La partida casi total de nuestra familia extendida durante la adolescencia me fue desgarradora, pues al mismo tiempo emigraron mis mejores amigos y compañeros de estudios, con quienes compartí las mismas aulas desde la primaria hasta el bachillerato. Como era una institución privada y fue intervenida en 1961, muchos de mis maestros más queridos, de quienes también era alumno en la Escuela Dominical de la iglesia, emigraron en esa misma época. Fue como si todo mi mundo se desplomara.
En las noches al acostarme, lloraba recordando a mis familiares y a los amigos que tal vez no volvería a ver jamás. Con el tiempo conseguí las direcciones de algunos familiares y me comunicaba con ellos. Por mí conocieron de la enfermedad y muerte de la abuela y tenían noticias de sus pocos seres queridos que quedaron en Cuba, sobre quienes siempre preguntaban con evidente cariño. Aunque en 1962 y 1965 decidí emigrar también, fue imposible por impedimentos legales, a pesar de que uno de mis tíos me consiguió una beca para estudiar en un seminario norteamericano.
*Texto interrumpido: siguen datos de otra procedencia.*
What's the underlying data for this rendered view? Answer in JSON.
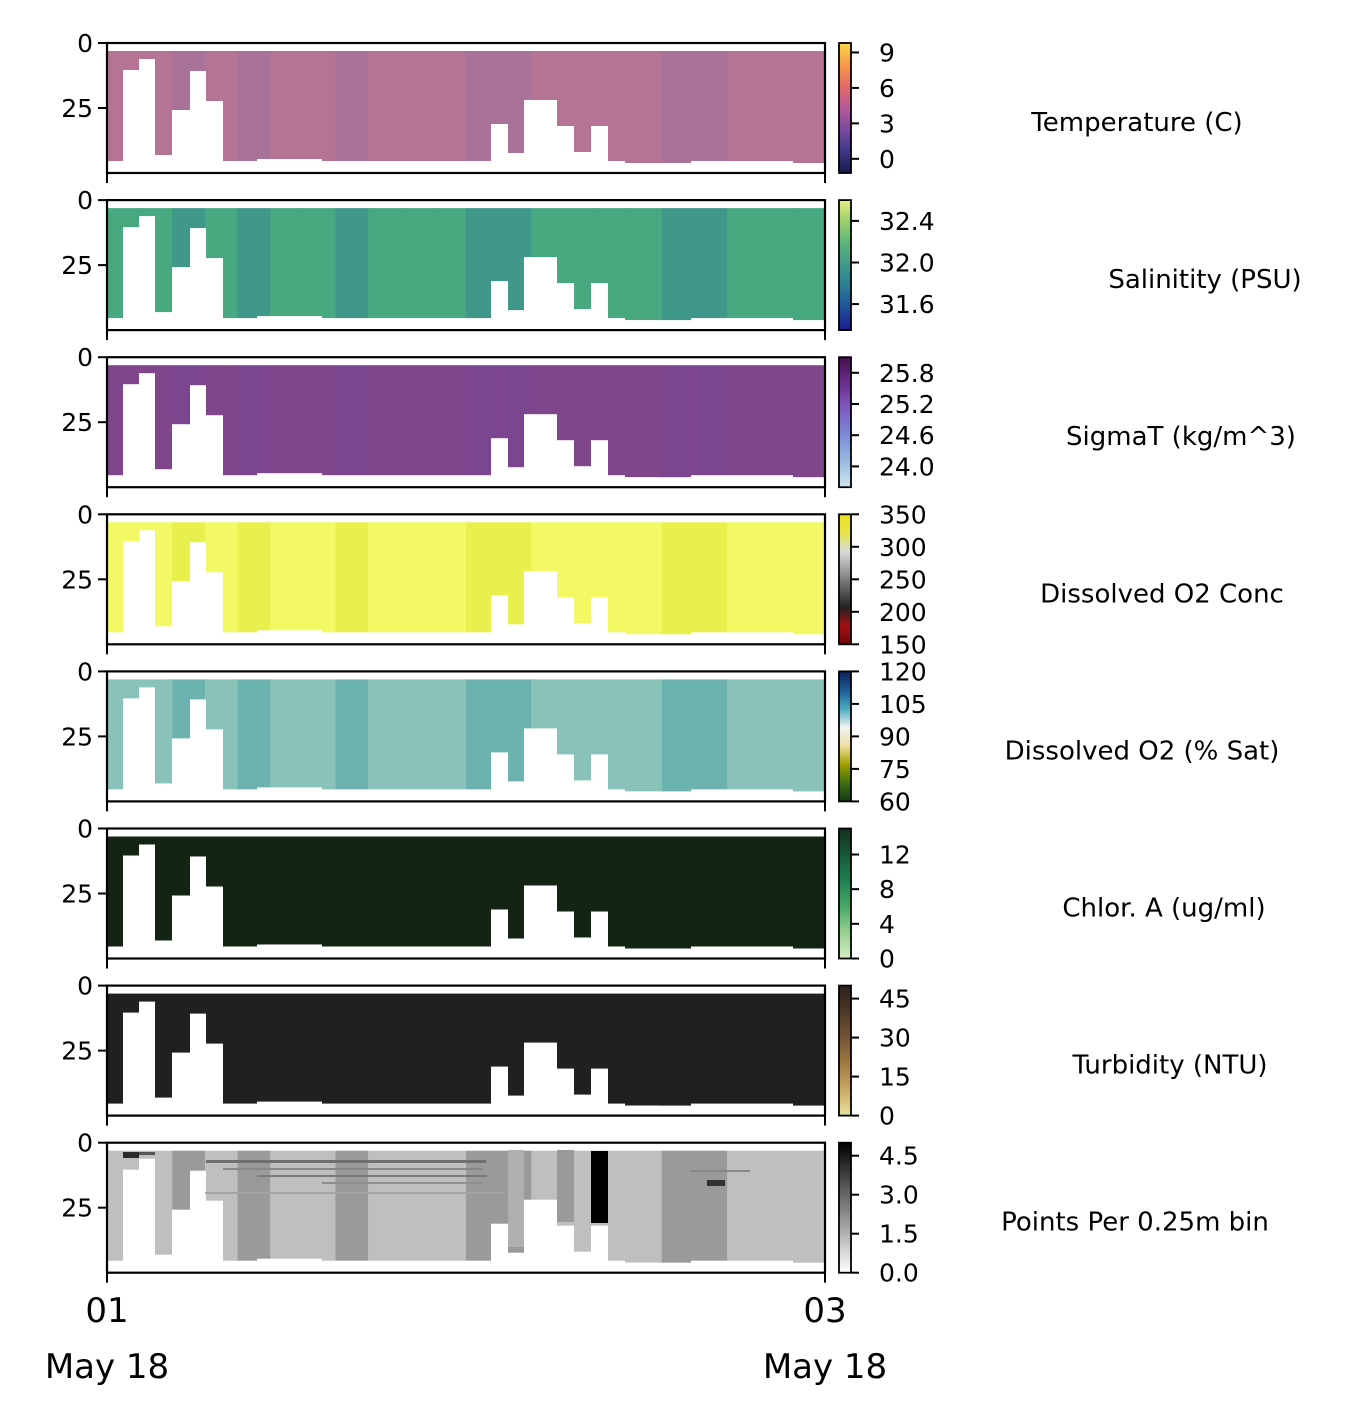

En 1980, ya pastor, casado y con tres hijos, obtuve un permiso de salida del país para asistir al congreso de la Alianza Bautista Mundial (ABM) en Toronto, Canadá, lo cual me permitió visitar después por tres semanas a uno de los primos por parte de madre que vivía en Quebec. Conocer a su esposa e hijos y rememorar con él tantas vivencias felices de la infancia fue muy especial para ambos. Cinco años después, en 1985, y también para asistir a otro congreso de la ABM en Los Ángeles, CA, obtuve una visa americana y la bendición añadida de visitar a casi todos mis familiares que residían en Estados Unidos, cerrando así, al abrazarlos nuevamente, una herida que sangró por más de veinte años. ¡Cuántos encuentros conmovedores! Entre ellos, visitar al hermano de mi padre, seriamente enfermo, quien me recibió emocionadísimo, preguntándome por su hermano, al que recordaba sin guardar rencor alguno. Al abrazarme, sentí que él abrazaba a su hermano querido, porque lloraba desconsoladamente.
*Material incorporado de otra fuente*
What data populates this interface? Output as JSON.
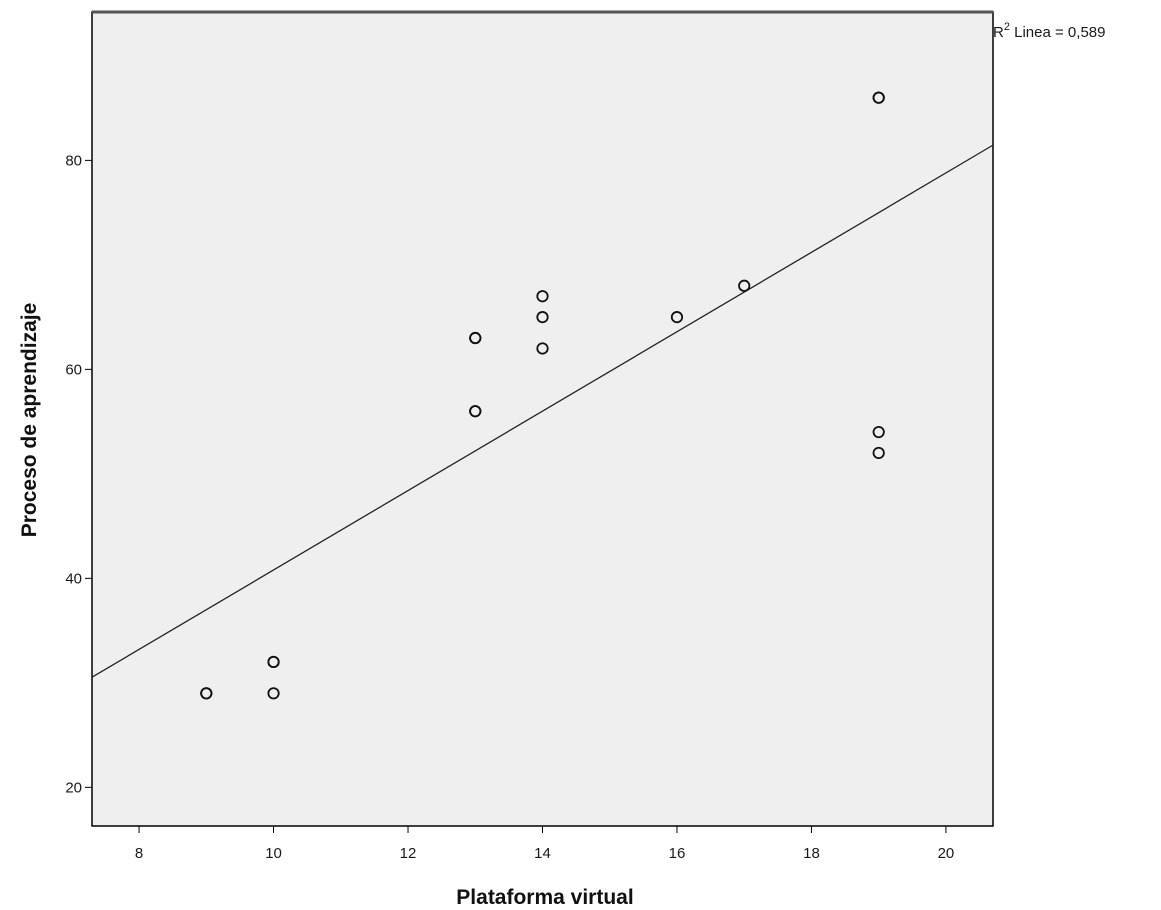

Visité a todos mis tíos y tías, pues todos vivían todavía y disfruté momentos que aún recuerdo con emoción. Los primos nos reunimos con el cariño de siempre y no alcanzaba el tiempo para contestar sus preguntas sobre el resto de la familia y nuestra vida en Cuba. Tanto ellos como los cubanos que visitaba me preguntaban si era posible que aprovechara ese viaje y me quedara en los Estados Unidos, para reclamar después a Miriam y los hijos. Además, una iglesia en Los Ángeles, CA, donde prediqué un domingo, me solicitó que fuera su pastor. No obstante, por esos inescrutables designios divinos, tan significativo y reconfortante viaje culminó con mi decisión de no emigrar, pues tras varias noches de desvelo y oración llegué a la convicción de que debía continuar realizando mi ministerio pastoral en Cuba.
Tuve también una experiencia inexplicable al reunirme con los diáconos de aquella iglesia que me invitaba a ser su pastor. Mientras conversaba con ellos vi los rostros de mi familia y de los miembros de nuestra iglesia en Pinar del Río que me observaban tristemente, como esperando cual sería mi respuesta. ¿Fue una visión? Lo ignoro. ¿Una creación de mi mente, provocada por las implicaciones de lo que estaban ofreciéndome? Tal vez. Jamás he tenido experiencias similares, pero aquella decidió mi futuro. Concluí que Dios me estaba guiando a no abandonar la iglesia que atendía en Cuba.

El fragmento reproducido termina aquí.